Nor have other sources been that helpful. Historians like the Roman Tacitus (2nd century) and the Jewish Josephus (a turncoat during the 1st century war with Rome) do little more than note that Jesus lived. The Gospel of Thomas (2nd century, Egypt) gives us sayings (many quite odd), but little of the story. The Gospel of Judas (2nd century, Egypt) gives us story, but one that just didn’t ring true.
For the last 200 years or so, scholarship has tried to get behind “the Christ of the Gospels” in quest of “the Historical Jesus.” The problem is that scholarship is done by scholars, and scholars are people. Consistently, those scholars’ quests lead them to a Jesus that looks just like them. Churches have their own reductionistic bent. Protestants filter Jesus through the apostle Paul. Catholics favor the Synoptics (Matthew, Mark, and Luke) because of the Synoptics’ ethical teachings.

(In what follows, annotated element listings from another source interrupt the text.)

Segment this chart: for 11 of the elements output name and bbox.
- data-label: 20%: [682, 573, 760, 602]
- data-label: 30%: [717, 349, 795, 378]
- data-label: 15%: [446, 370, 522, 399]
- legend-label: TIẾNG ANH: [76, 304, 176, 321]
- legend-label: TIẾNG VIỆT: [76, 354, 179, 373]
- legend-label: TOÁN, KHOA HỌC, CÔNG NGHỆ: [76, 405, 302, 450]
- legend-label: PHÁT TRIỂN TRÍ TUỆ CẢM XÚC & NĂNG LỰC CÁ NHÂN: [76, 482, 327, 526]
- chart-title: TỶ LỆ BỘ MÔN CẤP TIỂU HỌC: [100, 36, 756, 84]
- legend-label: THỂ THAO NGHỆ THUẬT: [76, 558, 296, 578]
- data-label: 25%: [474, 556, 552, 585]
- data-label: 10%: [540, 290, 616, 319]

The Orthodox favor John because of his perceived otherworldliness.
But the reality is that the four Gospels pressed themselves in concert upon the early church; and the early church wisely let each sing its own part of the song.
The four winged creatures of the book of Revelation gave the early church its most powerful metaphor for the singular message and fourfold voice of the Gospels: “the first living creature like a lion, the second … like an ox, the third … with the face of a man, and the fourth … like an eagle in flight” (Rev 4:7). Each has eyes for sight, and wings for flight. Each ceaselessly worships: “Holy, holy, holy, is the Lord God Almighty” (4:8).
Each winged creature became associated in the early church’s mind with a particular gospel. Each became a metaphor for its gospel’s angle of vision, its aspect of Christ’s message to be taken to the nations, and its facet of worship.
Matthew is the winged man because Matthew begins with Christ’s genealogy. Beyond that, Matthew presents Jesus as “gentle and lowly in heart,” and as one especially attuned to the burdens of “all who labor and are heavy laden” and who need “rest for your souls” (11:28,29). Matthew’s Jesus is Emmanuel (“God with us,” 1:23) who teaches in the Sermon on the Mount what our true humanity looks like.
Mark is the winged lion because Mark begins with John the Baptist roaring like a lion in the desert. Beyond that, in his focus on Christ’s coming “not to be served but to serve, and to give his life as a ransom for many,” Mark shows Christ’s true, Aslan-like power.
Luke is the winged ox because Luke begins with Zachariah fulfilling priestly duties in the Temple. As Irenaeus (2nd century, Gaul) notes, “For now was made ready the fatted calf about to be immolated for the finding again of the younger son.” Luke, Paul’s traveling companion, is the only Gentile author in the NT. His two volume Luke/Acts is rooted in “secular” history and the ethical sensibilities of the Gentile world. He understands especially well that humanity experiences redemption through Jesus fulfilling OT sacrificial requirements and promises.
John is the winged eagle because the eagle is a good symbol for Christ’s coming from above as the divine Logos. With his seven “I am” statements (6:35; 8:12; 10:7; 10:11; 11:25; 14:6; 15:1) and Jesus’ crowning claim, “Before Abraham was I am” (8:58), John offers the most exalted view of Christ in the NT. Doubting Thomas speaks for all of us when he confesses: “My Lord and my God.”
As Jesus reveals himself through his fourfold gospel, he speaks to the diverse needs of his people. Some hear him say, “You will find rest for your souls.” Some hear the Father rejoicing because the fatted calf has been sacrificed and they are welcomed home. Some hear that Christ is their Lion-protector. And we all find ourselves bowing before the one who is the great “I am.”